Se les habla de grutas, de cataratas o de ruinas célebres: “Quince minutos para
que admiren ustedes la gruta tal o cual”, dice amablemente el conductor. Una
vez que los viajeros se hallan a cierta distancia, el tren escapa a todo vapor.
-¿Y los viajeros?
Vagan
desconcertados de un sitio a otro durante algún tiempo, pero acaban por
congregarse y se establecen en colonia. Estas paradas intempestivas se hacen en
lugares adecuados, muy lejos de toda civilización y con riquezas naturales
suficientes. Allí se abandonan lores selectos, de gente joven, y sobre todo con
mujeres abundantes. ¿No le gustaría a usted pasar sus últimos días en un
pintoresco lugar desconocido, en compañía de una muchachita?
El viejecillo
sonriente hizo un guiño y se quedó mirando al viajero, lleno de bondad y de
picardía. En ese momento se oyó un silbido lejano. El guardagujas dio un
brinco, y se puso a hacer señales ridículas y desordenadas con su linterna.
-¿Es el tren?
-preguntó el forastero.
El anciano echó a
correr por la vía, desaforadamente. Cuando estuvo a cierta distancia, se volvió
para gritar:
-¡Tiene usted
suerte!

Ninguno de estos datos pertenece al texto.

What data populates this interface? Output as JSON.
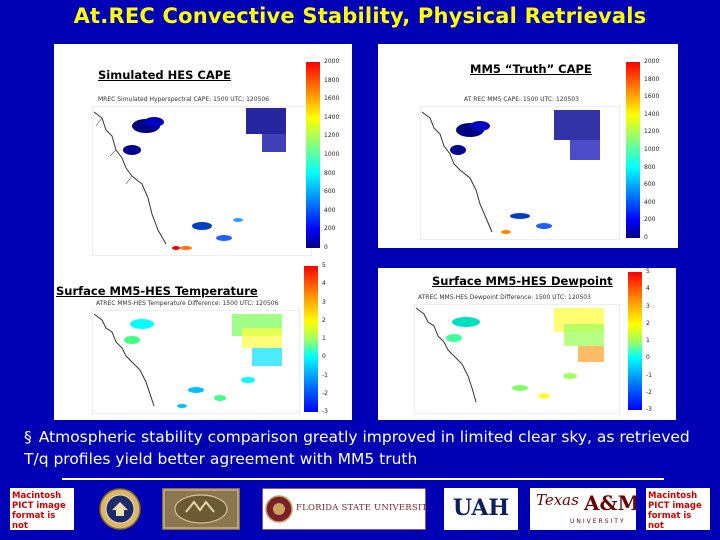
{
  "slide": {
    "title": "At.REC Convective Stability, Physical Retrievals",
    "bullet_mark": "§",
    "bullet_text": "Atmospheric stability comparison greatly improved in limited clear sky, as retrieved T/q profiles yield better agreement with MM5 truth"
  },
  "panels": [
    {
      "label": "Simulated HES CAPE",
      "caption": "MREC Simulated Hyperspectral CAPE: 1500 UTC: 120506",
      "ticks": [
        "2000",
        "1800",
        "1600",
        "1400",
        "1200",
        "1000",
        "800",
        "600",
        "400",
        "200",
        "0"
      ]
    },
    {
      "label": "MM5 “Truth” CAPE",
      "caption": "AT REC MM5 CAPE: 1500 UTC: 120503",
      "ticks": [
        "2000",
        "1800",
        "1600",
        "1400",
        "1200",
        "1000",
        "800",
        "600",
        "400",
        "200",
        "0"
      ]
    },
    {
      "label": "Surface MM5-HES Temperature",
      "caption": "ATREC MM5-HES Temperature Difference: 1500 UTC: 120506",
      "ticks": [
        "5",
        "4",
        "3",
        "2",
        "1",
        "0",
        "-1",
        "-2",
        "-3"
      ]
    },
    {
      "label": "Surface MM5-HES Dewpoint",
      "caption": "ATREC MM5-HES Dewpoint Difference: 1500 UTC: 120503",
      "ticks": [
        "5",
        "4",
        "3",
        "2",
        "1",
        "0",
        "-1",
        "-2",
        "-3"
      ]
    }
  ],
  "logos": {
    "pict_text": "Macintosh PICT image format is not supported",
    "fsu": "FLORIDA STATE UNIVERSITY",
    "uah": "UAH",
    "tamu_texas": "Texas",
    "tamu_am": "A&M",
    "tamu_sub": "UNIVERSITY",
    "navy_seal": "Navy seal",
    "unr_seal": "UNR seal"
  },
  "colors": {
    "background": "#0000b4",
    "title": "#ffff00",
    "text": "#ffffff",
    "pict_error_text": "#d00000",
    "tamu_maroon": "#6b0000",
    "fsu_garnet": "#7a1f2b"
  }
}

Mañana llegará a su famosa estación. ¿Cómo dice que se llama?
-¡Levin! -contestó
el viajero.
En ese momento el
viejecillo se disolvió en la clara mañana. Pero el punto rojo de la linterna
siguió corriendo y saltando entre los rieles, imprudente, al encuentro del
tren.
Al fondo del
paisaje, la locomotora se acercaba como un ruidoso advenimiento.